I have a pretty simple task to accomplish in C#. The user gives me a stream representing a large binary file (tens of GB in size). The file consists of lots and lots of distinct blocks. I need to read each block; perform some CPU-intensive analysis on each block; then give the user the results -- in the correct order. In pseudocode, this code might look like this:
public IEnumerable<TResult> ReadFile(Stream inputStream) {
while(true) {
byte[] block = ReadNextBlock(stream);
if (block == null) {
break; // EOF
}
TResult result = PerformCpuIntensiveAnalysis(block);
yield return result;
}
}
This works correctly, but slowly, since it's only using one CPU core for the CPU-intensive analysis. What I'd like to do is read the blocks one by one, analyze them in parallel, then return the results to the user in the same order as the blocks were encountered in the file. Naturally, I can't read the entire file into memory, so I'd like to limit the number of blocks that I keep in the queue at any given time.

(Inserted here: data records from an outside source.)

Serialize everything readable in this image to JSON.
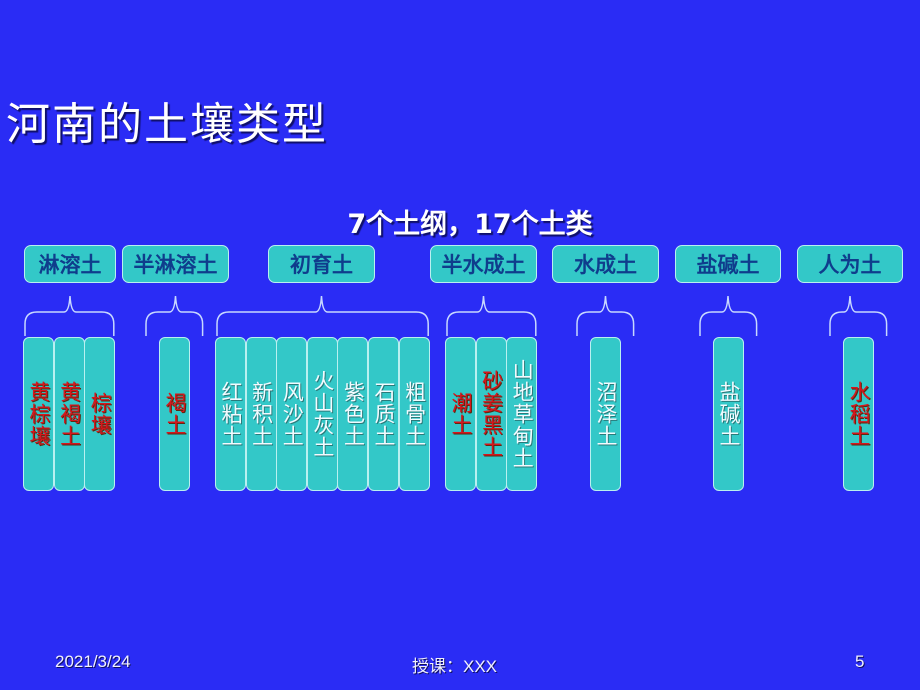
{
  "slide": {
    "title": "河南的土壤类型",
    "subtitle": "7个土纲，17个土类",
    "categories": [
      {
        "label": "淋溶土",
        "soils": [
          {
            "label": "黄棕壤",
            "color": "red"
          },
          {
            "label": "黄褐土",
            "color": "red"
          },
          {
            "label": "棕壤",
            "color": "red"
          }
        ]
      },
      {
        "label": "半淋溶土",
        "soils": [
          {
            "label": "褐土",
            "color": "red"
          }
        ]
      },
      {
        "label": "初育土",
        "soils": [
          {
            "label": "红粘土",
            "color": "white"
          },
          {
            "label": "新积土",
            "color": "white"
          },
          {
            "label": "风沙土",
            "color": "white"
          },
          {
            "label": "火山灰土",
            "color": "white"
          },
          {
            "label": "紫色土",
            "color": "white"
          },
          {
            "label": "石质土",
            "color": "white"
          },
          {
            "label": "粗骨土",
            "color": "white"
          }
        ]
      },
      {
        "label": "半水成土",
        "soils": [
          {
            "label": "潮土",
            "color": "red"
          },
          {
            "label": "砂姜黑土",
            "color": "red"
          },
          {
            "label": "山地草甸土",
            "color": "white"
          }
        ]
      },
      {
        "label": "水成土",
        "soils": [
          {
            "label": "沼泽土",
            "color": "white"
          }
        ]
      },
      {
        "label": "盐碱土",
        "soils": [
          {
            "label": "盐碱土",
            "color": "white"
          }
        ]
      },
      {
        "label": "人为土",
        "soils": [
          {
            "label": "水稻土",
            "color": "red"
          }
        ]
      }
    ],
    "colors": {
      "background": "#2a2cf5",
      "box_fill": "#33c8c8",
      "box_border": "#b9f0f0",
      "category_text": "#0f3d8c",
      "highlight_text": "#d6161c",
      "normal_text": "#f2fbff"
    }
  },
  "footer": {
    "date": "2021/3/24",
    "presenter": "授课：XXX",
    "page_number": "5"
  }
}
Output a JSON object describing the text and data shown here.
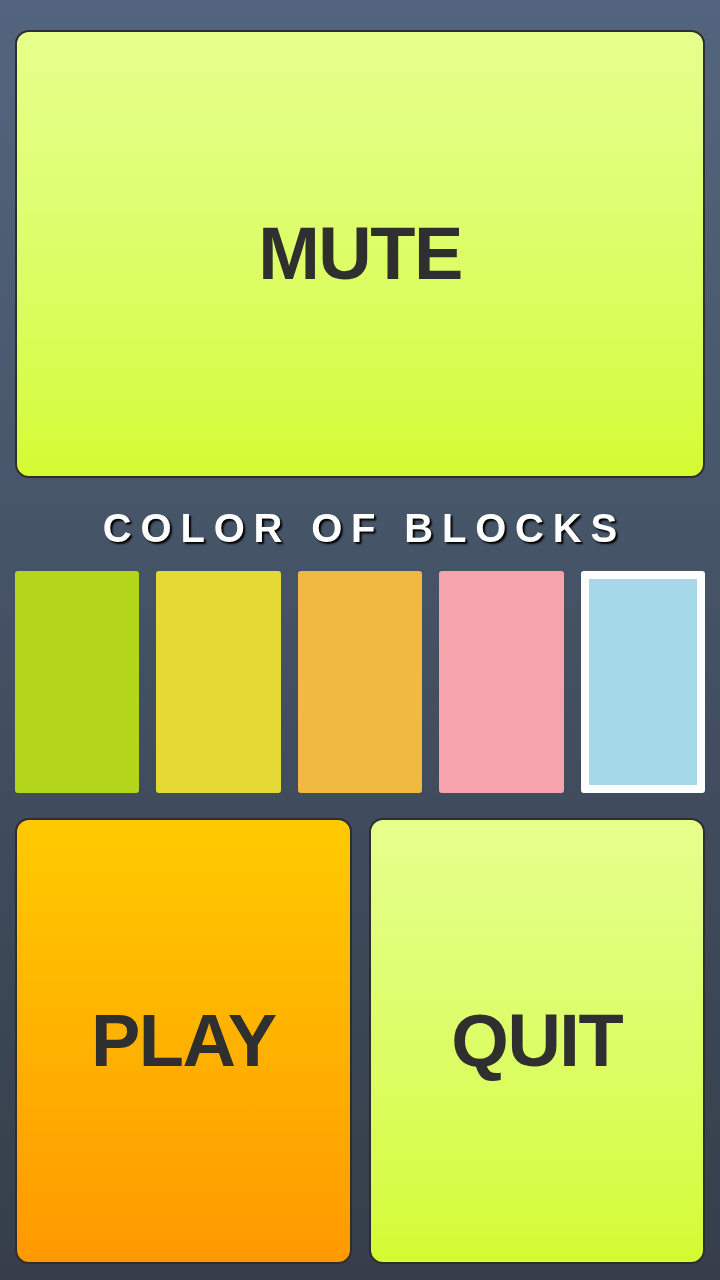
{
  "mute_button": {
    "label": "MUTE"
  },
  "heading": "COLOR OF BLOCKS",
  "swatches": [
    {
      "color": "#b3d61c",
      "selected": false
    },
    {
      "color": "#e5da35",
      "selected": false
    },
    {
      "color": "#f2b942",
      "selected": false
    },
    {
      "color": "#f7a3ae",
      "selected": false
    },
    {
      "color": "#a5d8e8",
      "selected": true
    }
  ],
  "play_button": {
    "label": "PLAY"
  },
  "quit_button": {
    "label": "QUIT"
  }
}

There are lots of solutions to this, and I've tried a couple; but, for some reason, I can't find any solution that significantly outperforms the naive approach:
public IEnumerable<TResult> ReadFile(Stream inputStream) {
while(true) {
var batch = new List<byte[]>();
for (int i=0; i<BATCH_SIZE; i++) {
byte[] block = ReadNextBlock(stream);
if (block == null) {
break;
}
batch.Add(block);
}
if (batch.Count == 0) {
break;
}
foreach(var result in batch
.AsParallel()
.AsOrdered()
.Select(block => PerformCpuIntensiveAnalysis(block))
.ToList()) {
yield return result;
}
}
}
I've tried TPL/Dataflows as well as the purely manual approach, and in every case, my code spends most of its time waiting for synchronization. It does outperform the serial version by about 2x, but on a machine with 8 cores, I'd expect more than that. So, what am I doing wrong ?
(I should also clarify that I'm not really using the "yield returns" generator pattern in my code, I'm just using it here for brevity.)